18.11.06

Recordações de Vizela - António Figueirinhas - Porto 1901


A Ilha dos Amores (Fim)

Procuraram, por muito tempo, a princesa, mas debalde, e já o príncipe dava mostras de completo desespero, quando o anão, sorrindo, observou:
— Só eu a posso descobrir, e contudo, nunca a vi.
— Tu?
— Uma preciosidade dessas não vive em casa, como nós. Há-de viver em algum ignorado paraíso, onde espera um homem que seja bem digno do seu amor.
— És tolo...
— Pois sim. Mas siga-me.
Então o anão subiu às alturas de Barrosas e pôs-se a examinar bem o horizonte.
Momentos depois, exclamou:
— Já sei!
E apontava com o dedo, comovidamente.
— Já sei; é ali, na Ilha dos Amores. Em parte nenhuma, como naquele sítio, a verdura tem uns tons de doce brilho e frescura. É ali. Parece que a oiço falar, ou antes, cantar, como irmã das espumas e das flores, que ela deve de ser.
E desceu, seguido pelo príncipe.
Efectivamente, a princesa lá estava na Ilha dos Amores, pen­teando os seus cabelos d'oiro e cantando tão bem, que a sua voz se confundia com a dos rouxinóis.
E, apenas os avistou, levantou-se vivamente, e com grande alegria, bradou:
— Obrigada, príncipe, obrigada!
Julgou o estrangeiro que o festejava pela sua visita e, assim, renovada a sua vaidade, curvou-se para ela muito desvanecido, mas a bela menina, os olhos muito brilhantes, tomou a mão direita do anão e exclamou:
— Obrigada, príncipe, por me trazeres este belo mancebo!
— Como?! rugiu o príncipe, furioso. Chamais belo a este monstro?!
— Belo, encantador, divinal! Veja que grande alma se não lê nestas feições! Que modéstia natural!

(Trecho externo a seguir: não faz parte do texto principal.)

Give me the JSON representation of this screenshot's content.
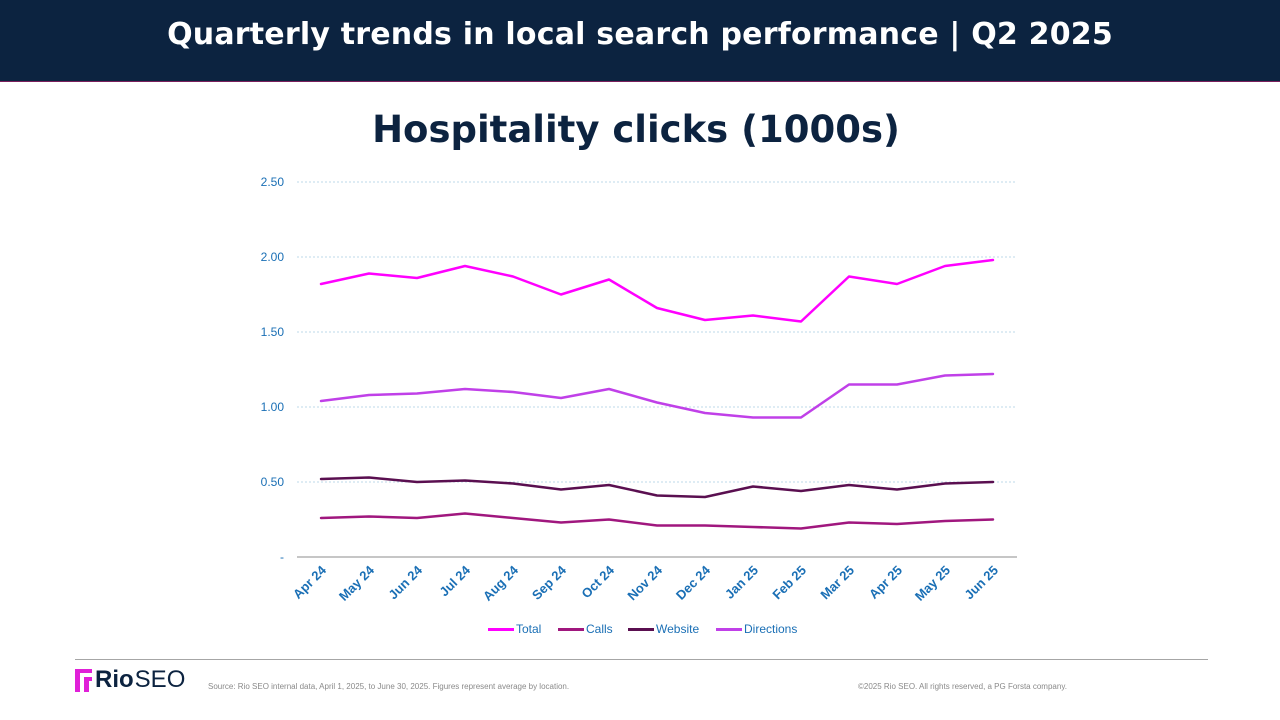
{
  "header": {
    "title": "Quarterly trends in local search performance  |  Q2 2025"
  },
  "footer": {
    "logo_bold": "Rio",
    "logo_light": "SEO",
    "source": "Source: Rio SEO internal data, April 1, 2025, to June 30, 2025. Figures represent average by location.",
    "copyright": "©2025 Rio SEO. All rights reserved, a PG Forsta company."
  },
  "chart_data": {
    "type": "line",
    "title": "Hospitality clicks (1000s)",
    "xlabel": "",
    "ylabel": "",
    "ylim": [
      0,
      2.5
    ],
    "yticks": [
      {
        "value": 0,
        "label": "-"
      },
      {
        "value": 0.5,
        "label": "0.50"
      },
      {
        "value": 1.0,
        "label": "1.00"
      },
      {
        "value": 1.5,
        "label": "1.50"
      },
      {
        "value": 2.0,
        "label": "2.00"
      },
      {
        "value": 2.5,
        "label": "2.50"
      }
    ],
    "grid": true,
    "legend_position": "bottom",
    "categories": [
      "Apr 24",
      "May 24",
      "Jun 24",
      "Jul 24",
      "Aug 24",
      "Sep 24",
      "Oct 24",
      "Nov 24",
      "Dec 24",
      "Jan 25",
      "Feb 25",
      "Mar 25",
      "Apr 25",
      "May 25",
      "Jun 25"
    ],
    "series": [
      {
        "name": "Total",
        "color": "#ff00ff",
        "values": [
          1.82,
          1.89,
          1.86,
          1.94,
          1.87,
          1.75,
          1.85,
          1.66,
          1.58,
          1.61,
          1.57,
          1.87,
          1.82,
          1.94,
          1.98
        ]
      },
      {
        "name": "Calls",
        "color": "#a0177e",
        "values": [
          0.26,
          0.27,
          0.26,
          0.29,
          0.26,
          0.23,
          0.25,
          0.21,
          0.21,
          0.2,
          0.19,
          0.23,
          0.22,
          0.24,
          0.25
        ]
      },
      {
        "name": "Website",
        "color": "#5a0f50",
        "values": [
          0.52,
          0.53,
          0.5,
          0.51,
          0.49,
          0.45,
          0.48,
          0.41,
          0.4,
          0.47,
          0.44,
          0.48,
          0.45,
          0.49,
          0.5
        ]
      },
      {
        "name": "Directions",
        "color": "#c040e8",
        "values": [
          1.04,
          1.08,
          1.09,
          1.12,
          1.1,
          1.06,
          1.12,
          1.03,
          0.96,
          0.93,
          0.93,
          1.15,
          1.15,
          1.21,
          1.22
        ]
      }
    ]
  }
}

Que coração delicado e puro!
E a formosa princesa atraiu para si, com transporte, o anão e beijou-o na fronte, com entusiasmo.
O anão estava enleiado e confuso, mal podendo fitá-la, e o príncipe, então, começou a chorar de desespero.
Mas a princesa tantos beijos deu na fronte do pobre anão, que este de repente, cresceu; as faces desenrugaram-se e branquearam; os olhos ganharam uma cor bela e doce; a boca, fez-se graciosa e pura; e uma formosura enorme, finalmente, substituiu, de súbito, tanta miserável hediondez.
Assim formoso, porém, a sua modéstia natural era o que nele continuava a brilhar mais, pelo que a princesa exclamou, trans­portada de alegria:
— Hás-de ser tu o meu esposo!
O príncipe estrangeiro então levou de repente, a mão à espada e, num gesto furioso, fez o sinal de matar o seu rival.
Suplicava-lhe ela que o poupasse, mas ele, cada vez mais cego de furor, não atendeu e levantou a espada à altura da cabeça, despedindo um grande golpe.
— Ai! príncipe!
Este queixume, que foi muito dolorido, soltava-o ela, porque a espada do desesperado fendera, ao mesmo tempo que o anão, a graciosa cabeça da linda menina, e o assassino viu, com espanto, que as suas vítimas ficaram enlaçadas, e, começando a reparar mais, viu ainda que estavam convertidas em plantas.
Veja, meu senhor. São estas duas árvores a que me encosto. Não vê bem esta, forte, grossa, cheia de flores e folhas, enlaçada por esta mais fina, que sobe pela outra acima, muito delicada e perfumada?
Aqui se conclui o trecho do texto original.